SIDS: Genetics of the sudden infant death syndrome

The sudden infant death syndrome (SIDS) is currently defined as ‘‘the sudden unexpected death of an infant less than 1 year of age with onset of the fatal episode apparently occurring during sleep, that remains unexplained after a thorough investigation’’. SIDS, whose etiology remains rather vague, is still the major cause of death among infants between 1 month and 1 year of age in industrialized countries with varying incidences in different populations.

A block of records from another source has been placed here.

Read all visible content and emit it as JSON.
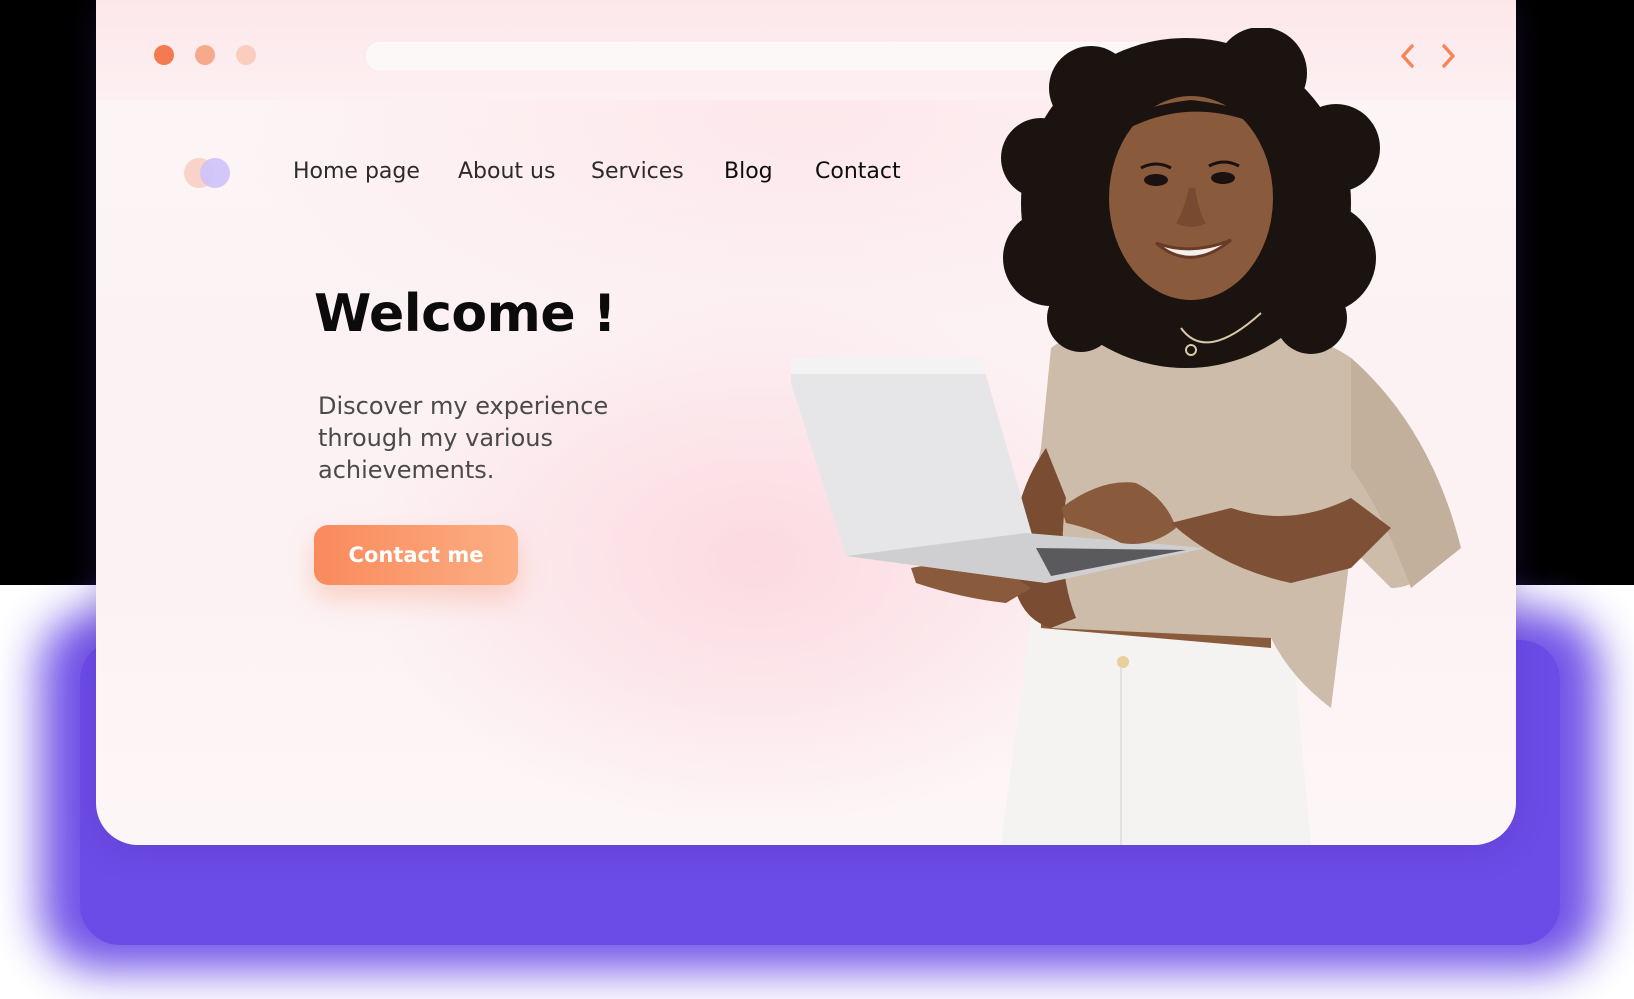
{
  "browser": {
    "window_controls": [
      "close",
      "minimize",
      "maximize"
    ],
    "back_icon": "chevron-left-icon",
    "forward_icon": "chevron-right-icon",
    "accent_color": "#f4875a"
  },
  "nav": {
    "logo": "logo-mark",
    "items": [
      {
        "label": "Home page"
      },
      {
        "label": "About us"
      },
      {
        "label": "Services"
      },
      {
        "label": "Blog"
      },
      {
        "label": "Contact"
      }
    ]
  },
  "hero": {
    "title": "Welcome !",
    "tagline": "Discover my experience through my various achievements.",
    "cta_label": "Contact me",
    "cta_color": "#f98a5c",
    "image": "woman-holding-laptop-photo"
  },
  "colors": {
    "backdrop_purple": "#6b4ce6",
    "page_background": "#fdf3f4"
  }
}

Herein, after touching on definitory approaches and several current hypotheses concerning SIDS etiology, we focus on the triple risk model of SIDS and discuss two large classes of genetic factors potentially contributing to or predisposing for the generation of a vulnerable infant that, when encountering an environmental trigger, may succumb to SIDS. We conclude by acknowledging that for the integration of the vast and complex genetic evidence concerning SIDS, a lot more research will be required and we briefly discuss the potential use of recently presented animal models for functional studies of SIDS pathology

1 comment:

  1. Hi

    SIDS is probably closely related to the vaccine schedule.

    As the USA and UK use different schedules it would be logical to expect SIDS to start earlier in the USA than the UK.

    Also a brief look at the deaths in the VAERS register shows that even before 12 months that sudden death after vaccines becomes very rare.

    Deaths after 1 year from SIDS are even rarer than those from 6 months to 1 year.